How Thakali Ghar cut food cost by 4 percentage points with recipe-linked inventory
A two-outlet Pokhara restaurant moved from a print-only POS to VedaMS — and finally got the answer to 'where is my margin going?'
Background
Thakali Ghar runs two outlets in Pokhara serving traditional Thakali set menus and à la carte items. Order entry was verbal — waiter to kitchen, often shouted across a busy floor. The old POS could print a bill, but couldn't deduct the dal, rice, or mustard oil that went into a plate. Wastage and theft were invisible.
The challenges
- 1Verbal orders meant ~1 in 8 dishes left the kitchen with a wrong modifier on busy nights.
- 2No recipe-linked inventory: monthly cook-house counts disagreed with sales by 3–6%.
- 3Split bills, service charge, and group discounts were calculated on a calculator at the table.
- 4Owner couldn't see profit per dish — only total daily sales.
What we did
KOTs to a kitchen display
Waiters now enter orders on a tablet at the table. Modifiers (no onion, extra spice, swap rice for rotis) are explicit. Orders print on the kitchen station and appear on a kitchen display at the same time. Misfires are practically gone.
Recipes linked to inventory
Each menu item has a recipe — for a Thakali set, that's exact grams of rice, dal, vegetables, achaar, and oil. Selling a dish auto-deducts the ingredients. The monthly count now matches the system within 0.5%.
Split, merge, and service charge handled cleanly
Group bills can be split by item, by share, or by guest. Service charge and VAT are itemized correctly every time. Closing a busy table takes under a minute.
"We always knew what we sold. We never knew what we used.

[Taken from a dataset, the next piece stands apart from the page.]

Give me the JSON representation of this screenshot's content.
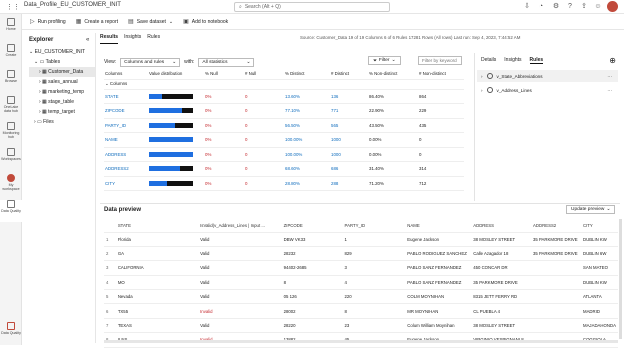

VedaMS finally connected the two."
Results
- Food cost ratio dropped from 38% to 34% over three months as wastage became visible and addressable.
- Friday-night billing time dropped by ~55% — fewer customers waiting for the bill at the door.
- Owner now reviews 'profit by dish' weekly and re-prices the bottom-quartile items quarterly.
- Second outlet was opened on the same VedaMS account in two days — no separate setup.
Composite case study modeled on Pokhara restaurant deployments. Names changed; numbers reflect typical outcomes for restaurants of this size.